While orthodox biomechanical theory dictates that the disc must be compressed between the articular surfaces, so the (unproven) assertion that it does behave like this has been used to justify the lever (Hylander, 1979; Standring, 2005; Tanaka and Koolstra, 2008), and it is considered that the consequences of this circular reasoning have hindered real progress in understanding the aetiology and treatment of TMJ disorders. There is nothing wrong with classical mechanics but its usefulness in describing the properties of living tissues is both limited and contrived (Levin, 2002; Lighthill, 1986); and there is now an alternative way of understanding the temporo-mandibular joint.

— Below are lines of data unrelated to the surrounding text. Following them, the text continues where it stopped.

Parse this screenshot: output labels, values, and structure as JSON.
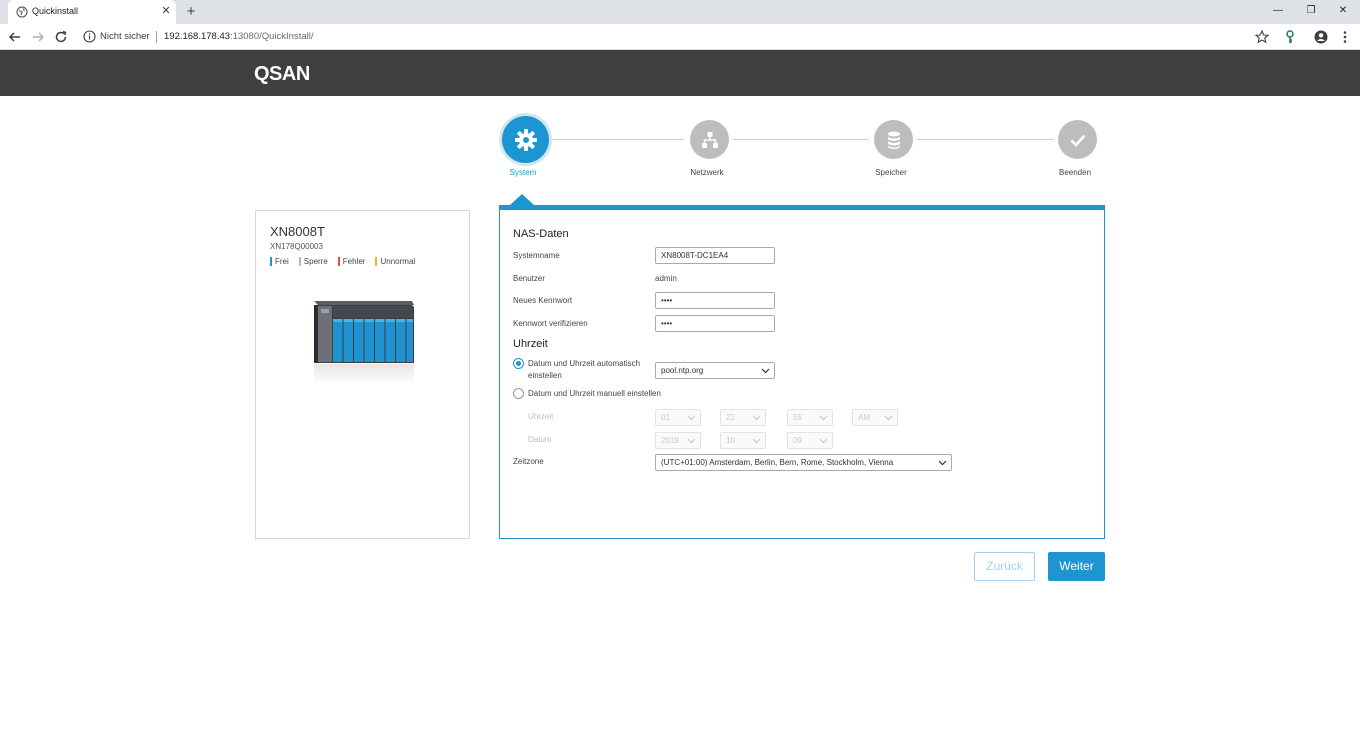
{
  "browser": {
    "tab_title": "Quickinstall",
    "tab_close": "✕",
    "new_tab": "+",
    "security_text": "Nicht sicher",
    "url_host": "192.168.178.43",
    "url_rest": ":13080/QuickInstall/",
    "window_minimize": "—",
    "window_restore": "❐",
    "window_close": "✕"
  },
  "header": {
    "logo": "QSAN"
  },
  "stepper": {
    "steps": [
      {
        "label": "System",
        "icon": "gear-icon",
        "state": "active"
      },
      {
        "label": "Netzwerk",
        "icon": "network-icon",
        "state": "inactive"
      },
      {
        "label": "Speicher",
        "icon": "database-icon",
        "state": "inactive"
      },
      {
        "label": "Beenden",
        "icon": "check-icon",
        "state": "inactive"
      }
    ]
  },
  "device": {
    "name": "XN8008T",
    "serial": "XN178Q00003",
    "legend": [
      {
        "label": "Frei",
        "color": "#1d95d3"
      },
      {
        "label": "Sperre",
        "color": "#b8b8b8"
      },
      {
        "label": "Fehler",
        "color": "#e2583e"
      },
      {
        "label": "Unnormal",
        "color": "#f0b429"
      }
    ]
  },
  "form": {
    "nas_section_title": "NAS-Daten",
    "system_name_label": "Systemname",
    "system_name_value": "XN8008T-DC1EA4",
    "user_label": "Benutzer",
    "user_value": "admin",
    "new_password_label": "Neues Kennwort",
    "new_password_value": "••••",
    "verify_password_label": "Kennwort verifizieren",
    "verify_password_value": "••••",
    "time_section_title": "Uhrzeit",
    "auto_time_label_line1": "Datum und Uhrzeit automatisch",
    "auto_time_label_line2": "einstellen",
    "ntp_server_value": "pool.ntp.org",
    "manual_time_label": "Datum und Uhrzeit manuell einstellen",
    "time_label": "Uhrzeit",
    "hour_value": "01",
    "minute_value": "22",
    "second_value": "55",
    "ampm_value": "AM",
    "date_label": "Datum",
    "year_value": "2019",
    "month_value": "10",
    "day_value": "09",
    "timezone_label": "Zeitzone",
    "timezone_value": "(UTC+01:00) Amsterdam, Berlin, Bern, Rome, Stockholm, Vienna"
  },
  "buttons": {
    "back": "Zurück",
    "next": "Weiter"
  },
  "colors": {
    "accent": "#1d95d3",
    "header_bg": "#3f3f3f",
    "inactive_step": "#bdbdbd"
  }
}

The biotensegrity concept is based on the rules of physics first and from which everything else is derived (Levin, 1982, 2006; Scarr, 2014); and thus escapes the controversies surrounding the TMJ by revealing the flaws in current biomechanical theory. It has already been described in the shoulder (Levin, 1997), elbow (Scarr, 2012) spine (Levin, 2002), cranium (Scarr, 2008), pelvis (Levin, 2007; Pardehshenas et al. 2014), knee (Hakkak et al. 2015) and cellular architecture (Huang et al, 2006; Ingber et al, 2014) etc. Biotensegrity is a structural design principle in biology that considers bones as compressional elements suspended within a global network of tensioned muscles, ligaments and fascial tissues, and that enables the structure itself to control complex mandibular movements and decompress the joint. A paper to follow will then provide a more complete explanation of biotensegrity principles and develop a new model of mandibular physiology that can be used to guide future research.
CONCLUSION
The basic anatomy of the temporo-mandibular joint has been described along with some of the problems and controversies that have surrounded it, where it was considered that the rigid application of classical mechanics to explaining joint physiology has limited our understanding of its pathologies. The lever model survived for so long because no-one had really come up with a better explanation for the things that could be observed but there is now an alternative approach to understanding mandibular motion.
The biotensegrity model escapes the controversies that have surrounded TMJ function and is a completely different way of looking at joint mechanics. It is based directly on the rules of physics first and from which everything else is derived and thus provides a more complete picture of temporo-mandibular physiology.